Sunday, July 27, 2008

Imperialism Without an Empire

Both former U.N. Ambassador John Bolton and Weekly Standard senior editor Andrew Ferguson do an excellent job of eviscerating Barack Obama's incredibly vacuous Berlin speech. But as moronic as Obama's "one world" rhetoric may be, it still offers an insight into the thought of Barack Obama and reveals him to be very European in his thinking.

The particular from the speech line Bolton and Ferguson analyze is "there is no challenge too great for a world that stands as one." Yes it's a dumb line, but what makes it interesting is that the aspiration expressed is no different from the aspirations of empires. From the Assyrians to the Persians to the Macedonians, Romans, Mongols, Aztecs, British, French, Germans, Japanese, and communists, the ultimate aim of an empire is to control the world, to secure their interests for all time by subjecting the world to their power. Traditionally, this has been accomplished by military conquest.

Then World War I and World War II devastated Europe and much of the rest of the world, leaving the United States and the Soviet Union as the dominant powers in the world. The lesson the Europeans took from the the World Wars was that militaristic imperialism was the cause of the wars and that multilateral cooperations was needed to restrain the these destructive ambitions. At the same time, Western European powers, bowing to political pressure based on the evils of imperialism, divested themselves of their colonies abroad (although the remains of the British Empire are a commonwealth with the Queen as their sovereign).* Instead of building empires through military might, Western Europe looked to political integration under the United States' military umbrella to create an empire founded not on conquest, but on cooperative treaties and institutions (e.g. the Euro, the European Commission, etc.). Given Europe's history in the twentieth century, this wasn't a bad idea, even if the result has been something of a monstrosity, but I digress.

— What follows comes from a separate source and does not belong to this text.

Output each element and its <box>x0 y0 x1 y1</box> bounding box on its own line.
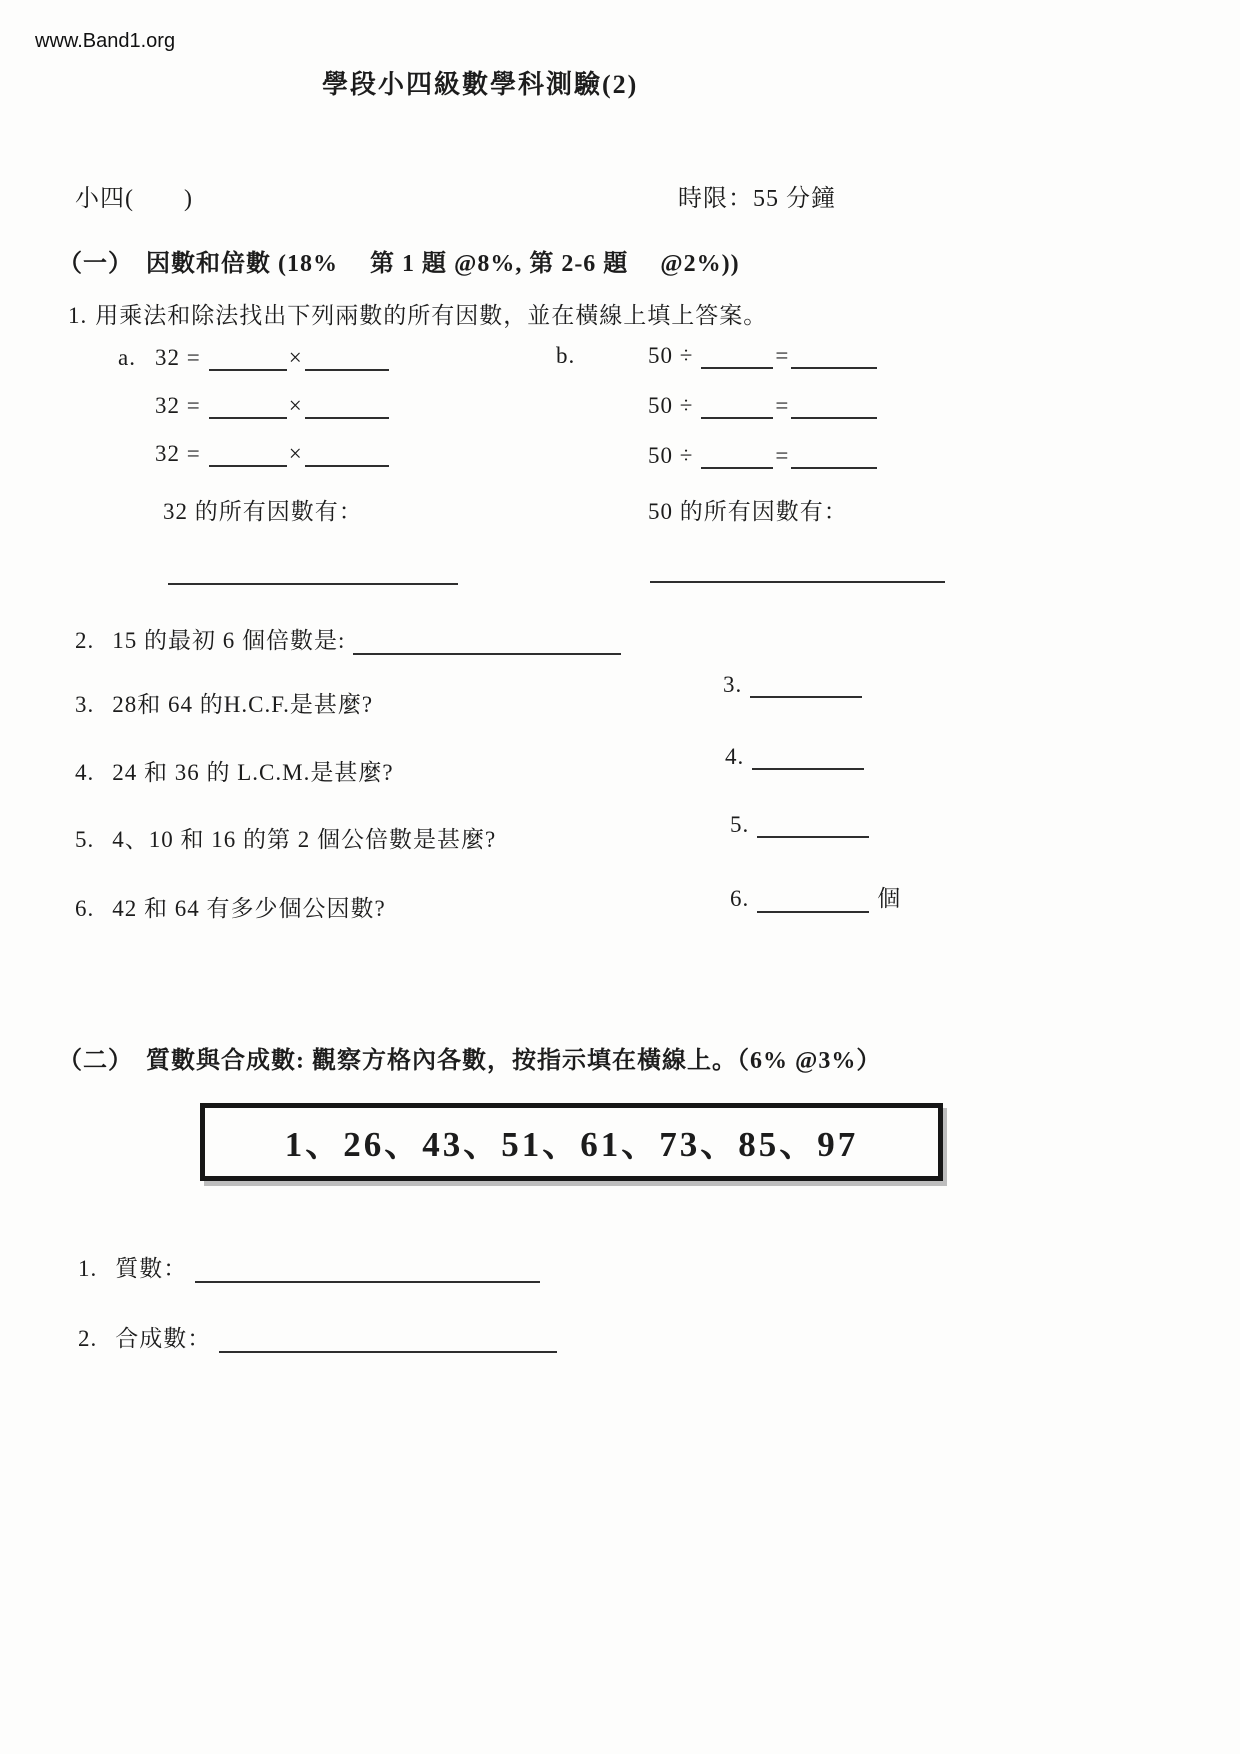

Given that Obama apparently doesn't plan to launch massive wars of conquest, the only realistic alternative to achieving his vision of one world standing together would be something along the lines of EU model where nations cede their sovereignty to supra-national institutions. In other words, Obama is willing to cede the sovereignty of the United States (or some measure of it) in exchange for a united world. If Obama is serious about this one world nonsense, a President Obama would be bad for United States' sovereignty.

*Of course, the Soviets often supported this political pressure surreptitiously so as to make these newly independent states dependent on them.